Once installed, the settings are straightforward. There is a checkbox to enable GDPR compliance, which means that it will store and use the IP addresses of visitors legally in Europe. You can also set an email address if you want to be notified when users are locked out.
Finally you will find the key settings in the Local worker section which define how the limiting is configured:
- How many times the plugin will let someone try to log in before locking them out
- The number of minutes that the user will be locked out
- A way to increase the waiting time if they are repeatedly locked out – in the example below you’ll see that the default is for a user to wait 24 hours if they are locked out 4 times in a 12 hour period.
When a user enters the wrong login details, they’ll get a warning to say that they only have a few login attempts remaining:
And once locked out, they will get a message saying that they will have to wait before attempting to log in again:
When choosing a plugin you need to consider if your site is using a content delivery network (CDN) or some other proxy that might make it look like all requests are coming from one IP. The limit login attempts reloaded plugin supports CDNs like CloudFlare and StackPath so that you can be certain that bad logins from one person will not affect other users trying to gain access.
Move the login page
A simple yet very powerful way of outsmarting potential hackers is to just move the login page.

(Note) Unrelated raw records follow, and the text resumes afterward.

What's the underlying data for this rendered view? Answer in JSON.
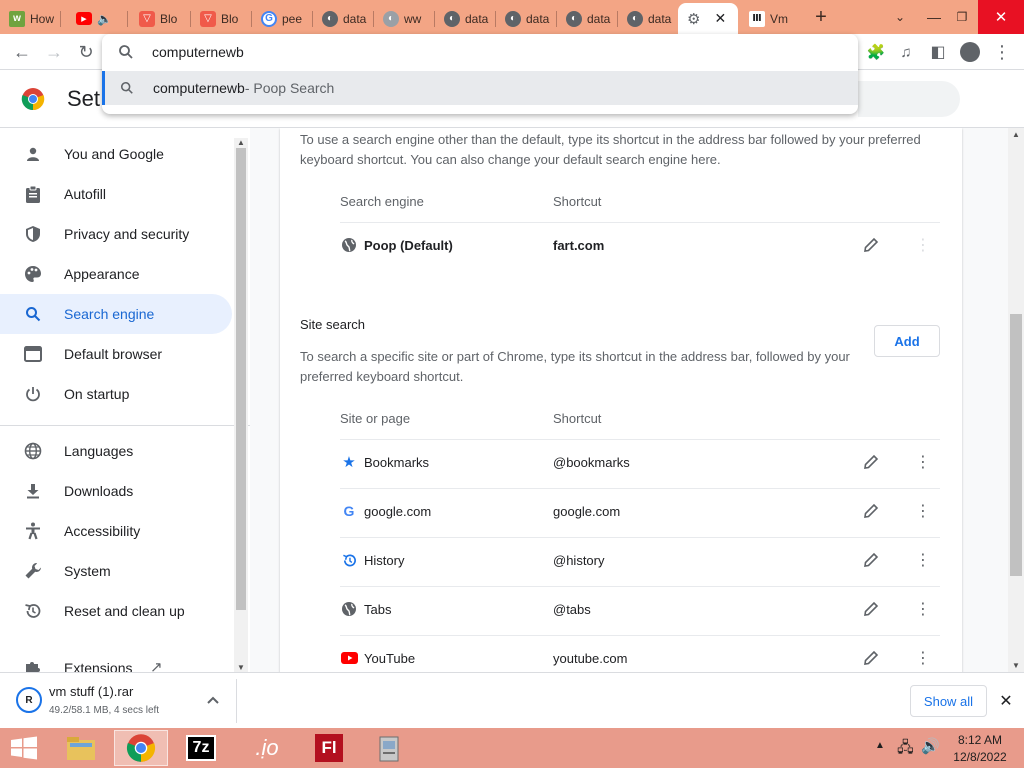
{
  "tabs": [
    {
      "title": "How",
      "icon": "wikihow-icon",
      "color": "#70a33f"
    },
    {
      "title": "",
      "icon": "youtube-icon",
      "color": "#ff0000",
      "audio": "🔈"
    },
    {
      "title": "Blo",
      "icon": "brave-icon",
      "color": "#f05a4a"
    },
    {
      "title": "Blo",
      "icon": "brave-icon",
      "color": "#f05a4a"
    },
    {
      "title": "pee",
      "icon": "google-icon",
      "color": "#4285f4"
    },
    {
      "title": "data",
      "icon": "globe-icon",
      "color": "#5f6368"
    },
    {
      "title": "ww",
      "icon": "globe-icon",
      "color": "#9aa0a6"
    },
    {
      "title": "data",
      "icon": "globe-icon",
      "color": "#5f6368"
    },
    {
      "title": "data",
      "icon": "globe-icon",
      "color": "#5f6368"
    },
    {
      "title": "data",
      "icon": "globe-icon",
      "color": "#5f6368"
    },
    {
      "title": "data",
      "icon": "globe-icon",
      "color": "#5f6368"
    }
  ],
  "active_tab": {
    "icon": "gear-icon",
    "close": "✕"
  },
  "last_tab": {
    "title": "Vm",
    "icon": "bank-icon"
  },
  "omnibox": {
    "value": "computernewb",
    "suggestion": "computernewb",
    "suggestion_desc": " - Poop Search"
  },
  "settings_title": "Set",
  "sidebar": {
    "items": [
      {
        "label": "You and Google",
        "icon": "person-icon",
        "glyph": "👤"
      },
      {
        "label": "Autofill",
        "icon": "clipboard-icon",
        "glyph": "📋"
      },
      {
        "label": "Privacy and security",
        "icon": "shield-icon",
        "glyph": "🛡"
      },
      {
        "label": "Appearance",
        "icon": "palette-icon",
        "glyph": "🎨"
      },
      {
        "label": "Search engine",
        "icon": "search-icon",
        "glyph": "🔍",
        "selected": true
      },
      {
        "label": "Default browser",
        "icon": "browser-icon",
        "glyph": "▭"
      },
      {
        "label": "On startup",
        "icon": "power-icon",
        "glyph": "⏻"
      },
      {
        "label": "Languages",
        "icon": "globe-icon",
        "glyph": "🌐"
      },
      {
        "label": "Downloads",
        "icon": "download-icon",
        "glyph": "⤓"
      },
      {
        "label": "Accessibility",
        "icon": "accessibility-icon",
        "glyph": "☥"
      },
      {
        "label": "System",
        "icon": "wrench-icon",
        "glyph": "🔧"
      },
      {
        "label": "Reset and clean up",
        "icon": "restore-icon",
        "glyph": "↺"
      },
      {
        "label": "Extensions",
        "icon": "puzzle-icon",
        "glyph": "🧩",
        "external": "↗"
      }
    ]
  },
  "search_engine": {
    "description": "To use a search engine other than the default, type its shortcut in the address bar followed by your preferred keyboard shortcut. You can also change your default search engine here.",
    "col_engine": "Search engine",
    "col_shortcut": "Shortcut",
    "default_row": {
      "name": "Poop (Default)",
      "shortcut": "fart.com",
      "icon": "globe-icon"
    }
  },
  "site_search": {
    "heading": "Site search",
    "add_label": "Add",
    "description": "To search a specific site or part of Chrome, type its shortcut in the address bar, followed by your preferred keyboard shortcut.",
    "col_site": "Site or page",
    "col_shortcut": "Shortcut",
    "rows": [
      {
        "name": "Bookmarks",
        "shortcut": "@bookmarks",
        "icon": "star-icon",
        "glyph": "★",
        "color": "#1a73e8"
      },
      {
        "name": "google.com",
        "shortcut": "google.com",
        "icon": "google-icon",
        "glyph": "G",
        "color": "#4285f4"
      },
      {
        "name": "History",
        "shortcut": "@history",
        "icon": "history-icon",
        "glyph": "↺",
        "color": "#1a73e8"
      },
      {
        "name": "Tabs",
        "shortcut": "@tabs",
        "icon": "globe-icon",
        "glyph": "●",
        "color": "#5f6368"
      },
      {
        "name": "YouTube",
        "shortcut": "youtube.com",
        "icon": "youtube-icon",
        "glyph": "▶",
        "color": "#ff0000"
      }
    ]
  },
  "download": {
    "filename": "vm stuff (1).rar",
    "status": "49.2/58.1 MB, 4 secs left",
    "show_all": "Show all"
  },
  "taskbar": {
    "time": "8:12 AM",
    "date": "12/8/2022",
    "apps": [
      "explorer-icon",
      "chrome-icon",
      "7zip-icon",
      "java-icon",
      "flash-icon",
      "installer-icon"
    ]
  },
  "colors": {
    "accent": "#1a73e8",
    "tabstrip": "#f3a585",
    "taskbar": "#e89b8b"
  }
}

WordPress has two default ways of getting to the login page, either directly by navigating to /wp-login.php or redirecting from /wp-admin.
If these are no longer available, then your automated attacker will fall at the first hurdle as the page they need to access in order to try logging in will effectively be hidden from them.
We recommend WPS Hide Login when moving a login page. It’s a small plugin that simply changes the login URL. After installing you find the settings at the end of the general settings page:
In the example above, the login page will now be found at /super-secret-login rather than /wp-admin. In this way you can stop automated attackers finding their way to your login page.
Remember, if you have multiple users, you’ll also have to make sure that you let them know that the login page has moved and of course you need to make sure you remember the address of the new login page, otherwise you risk being unable to log in to the site yourself.
Other notable mentions
These are just a few simple but very effective ways of making your site login process more secure. There are many other ways out there and these include using a “captcha” to prove that the person logging in isn’t a robot or, as I wrote about in my previous blog, using two-factor authentication.